Section 1 Paragraph B states that "This order is supplemental to and reaffirms the principles, structures, and definitions governing contemporary regulatory review that were established in Executive Order 12866 of September 30, 1993."  Yes, that would be the one issued by Bill Clinton who got the socially responsible regulatory ball rolling as evidenced by passages like "(3) select, in choosing among alternative regulatory approaches, those approaches that maximize net benefits (including potential economic, environmental, public health and safety, and other advantages; distributive impacts; and equity);" and "(5) identify and assess available alternatives to direct regulation, including providing economic incentives to encourage the desired behavior" and "(c) In applying these principles, each agency is directed to use the best available techniques to quantify anticipated
present and future benefits and costs as accurately as possible. Where appropriate and permitted by law, each agency may consider (and discuss qualitatively) values that are difficult or impossible to quantify, including equity, human dignity, fairness, and distributive impacts." 

And, finally,

“Scientific Integrity” (March 9, 2009), and its implementing guidance, each agency shall ensure the objectivity of any scientific and technological information and processes used to support the agency’s regulatory actions.

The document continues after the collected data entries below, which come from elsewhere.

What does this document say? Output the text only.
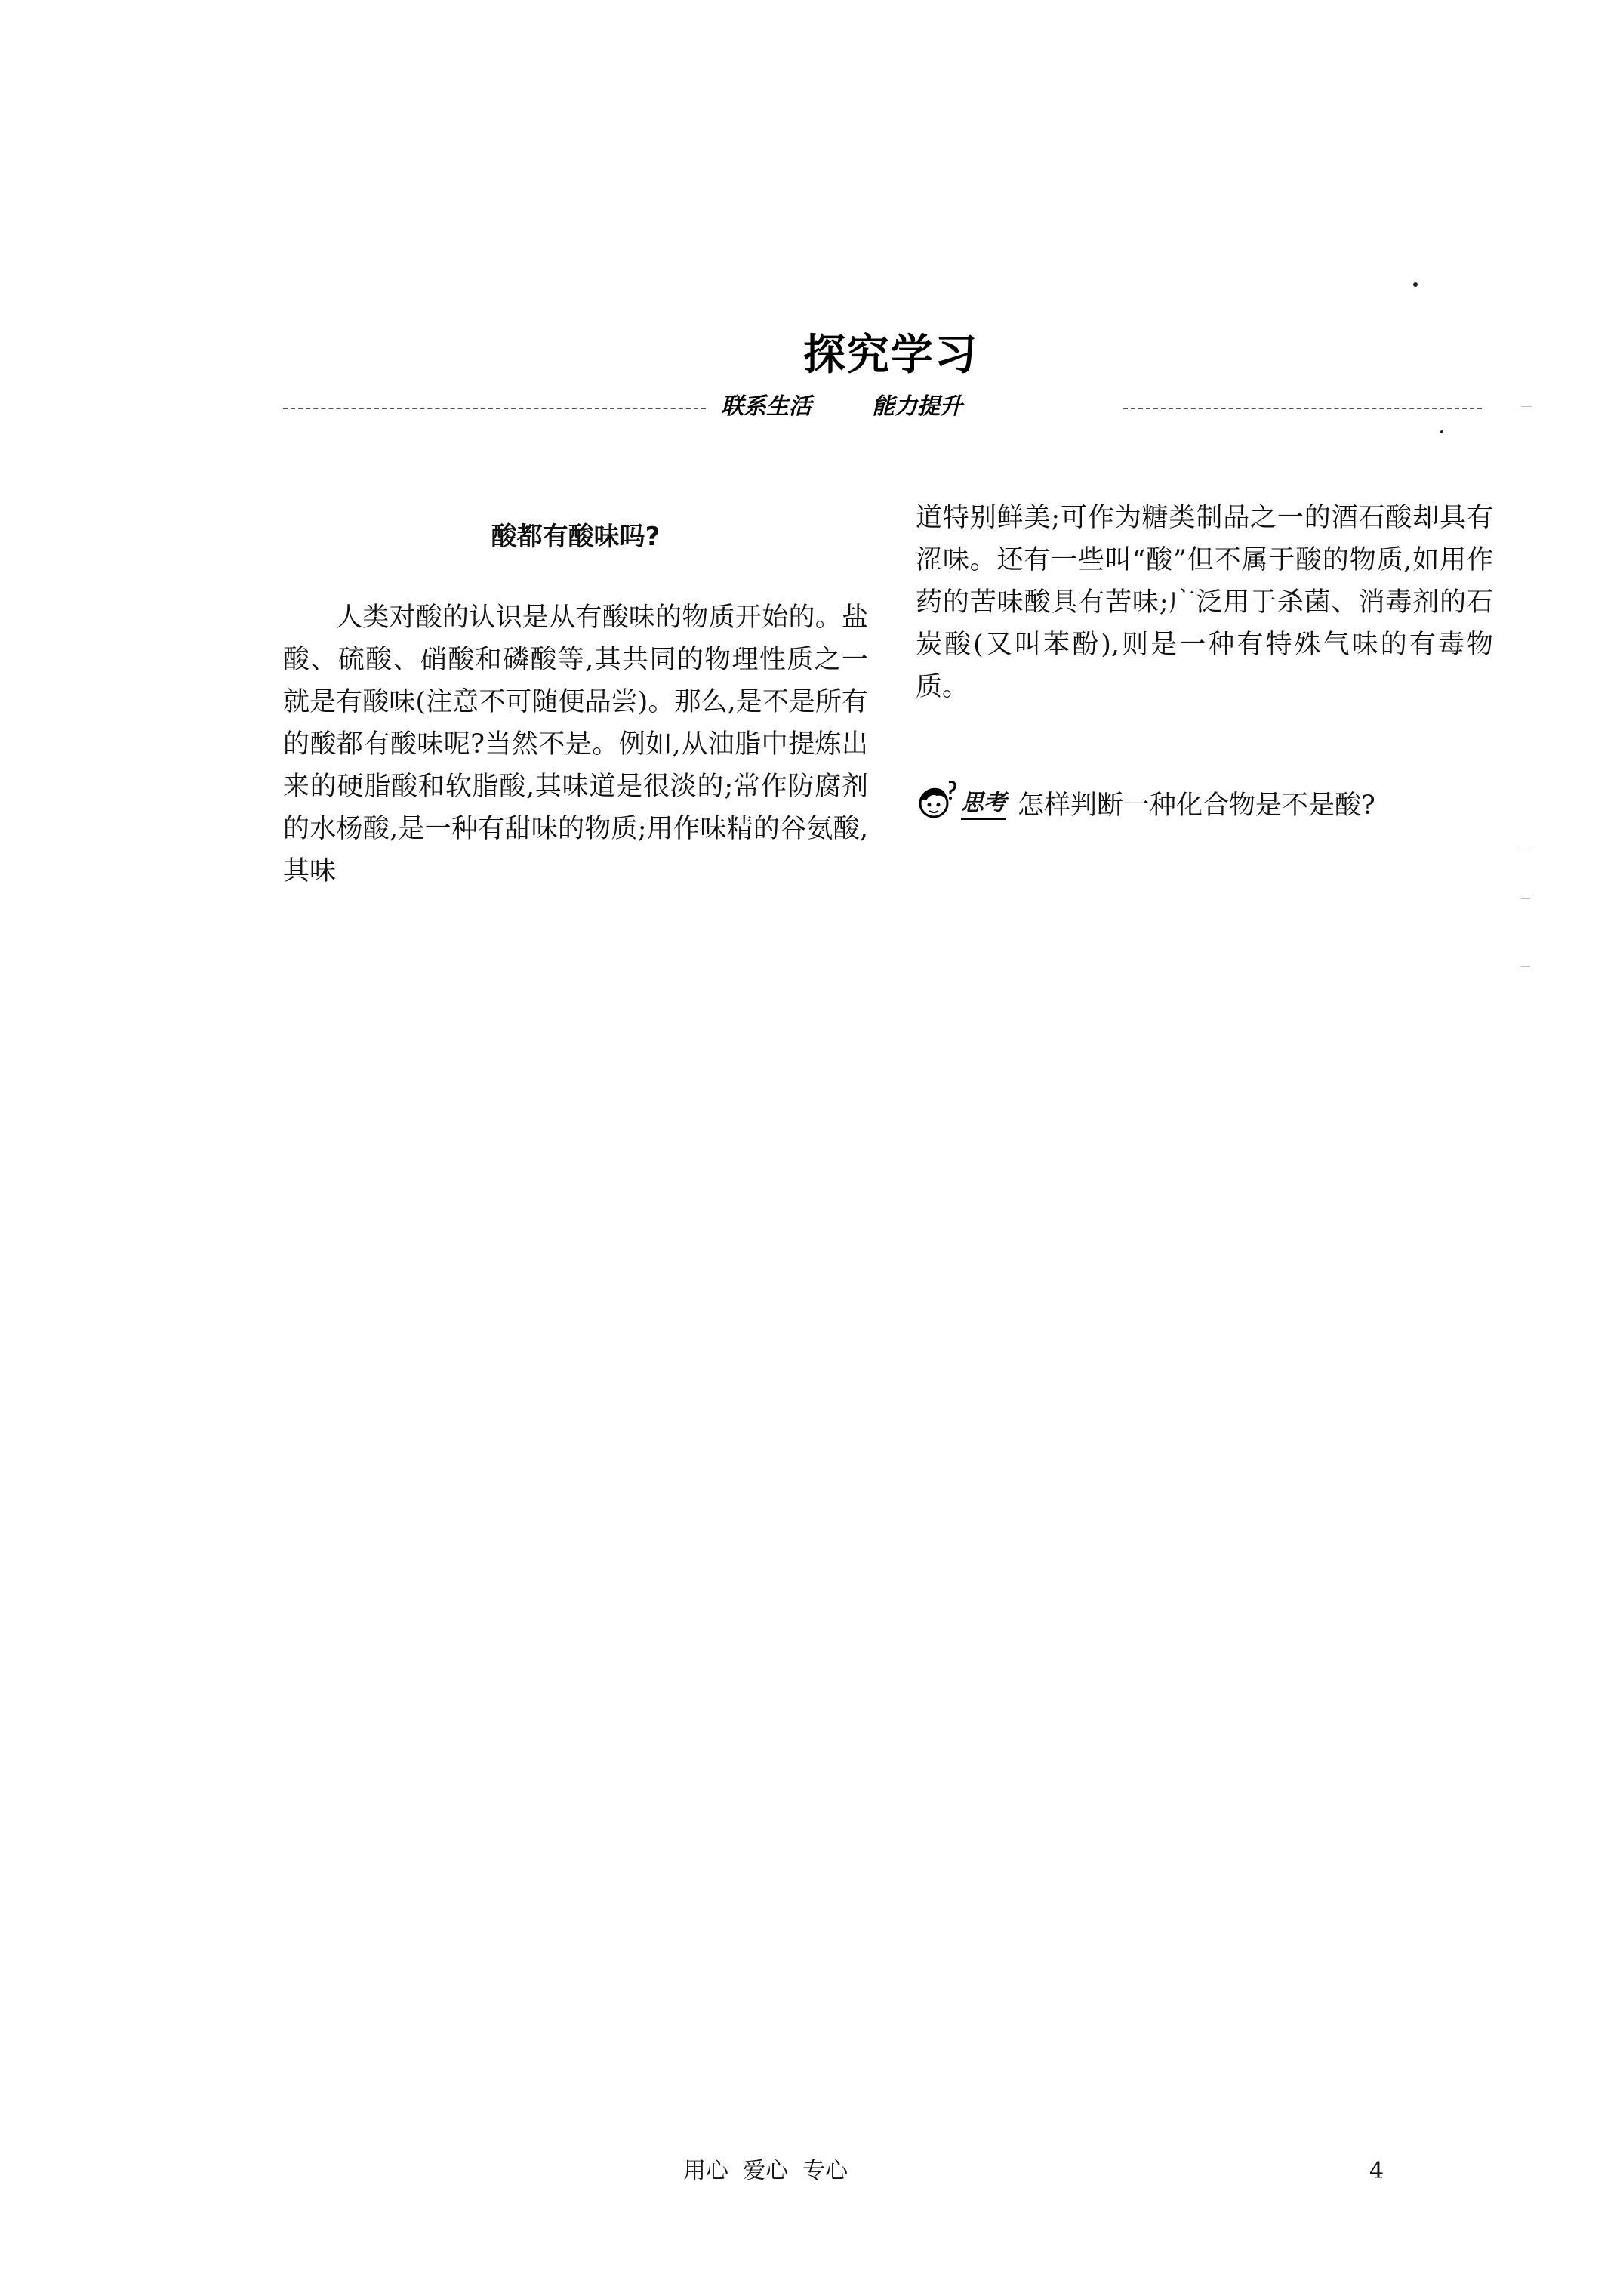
探究学习
联系生活	能力提升
酸都有酸味吗?

人类对酸的认识是从有酸味的物质开始的。盐酸、硫酸、硝酸和磷酸等,其共同的物理性质之一就是有酸味(注意不可随便品尝)。那么,是不是所有的酸都有酸味呢?当然不是。例如,从油脂中提炼出来的硬脂酸和软脂酸,其味道是很淡的;常作防腐剂的水杨酸,是一种有甜味的物质;用作味精的谷氨酸,其味

道特别鲜美;可作为糖类制品之一的酒石酸却具有涩味。还有一些叫“酸”但不属于酸的物质,如用作药的苦味酸具有苦味;广泛用于杀菌、消毒剂的石炭酸(又叫苯酚),则是一种有特殊气味的有毒物质。

思考 怎样判断一种化合物是不是酸?
用心  爱心  专心	4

Coming from the same administartion which falsified the scientific consensus during the B.P. oil spill crisis, this is laughably disingenuous.

A Small Business Administration study says total regulatory costs that businesses (and thus consumers) pay amount to about $1.75 trillion—more than all collected personal income taxes. The Competitive Enterprise Institute found in this past year that the appearance of new rules—including "major" rules that cost more than $100 million annually—had dramatically accelerated.

Which isn't surprising.

When Obama was in a place of political comfort, the free market was a place of unhinged self-interest, unfairness, and misery. Nearly all of our troubles were portrayed as a case of regulatory neglect—and nearly every dilemma was met accordingly.

Nothing has changed but the political conditions for this ideologue of a charlatan sullying the White House.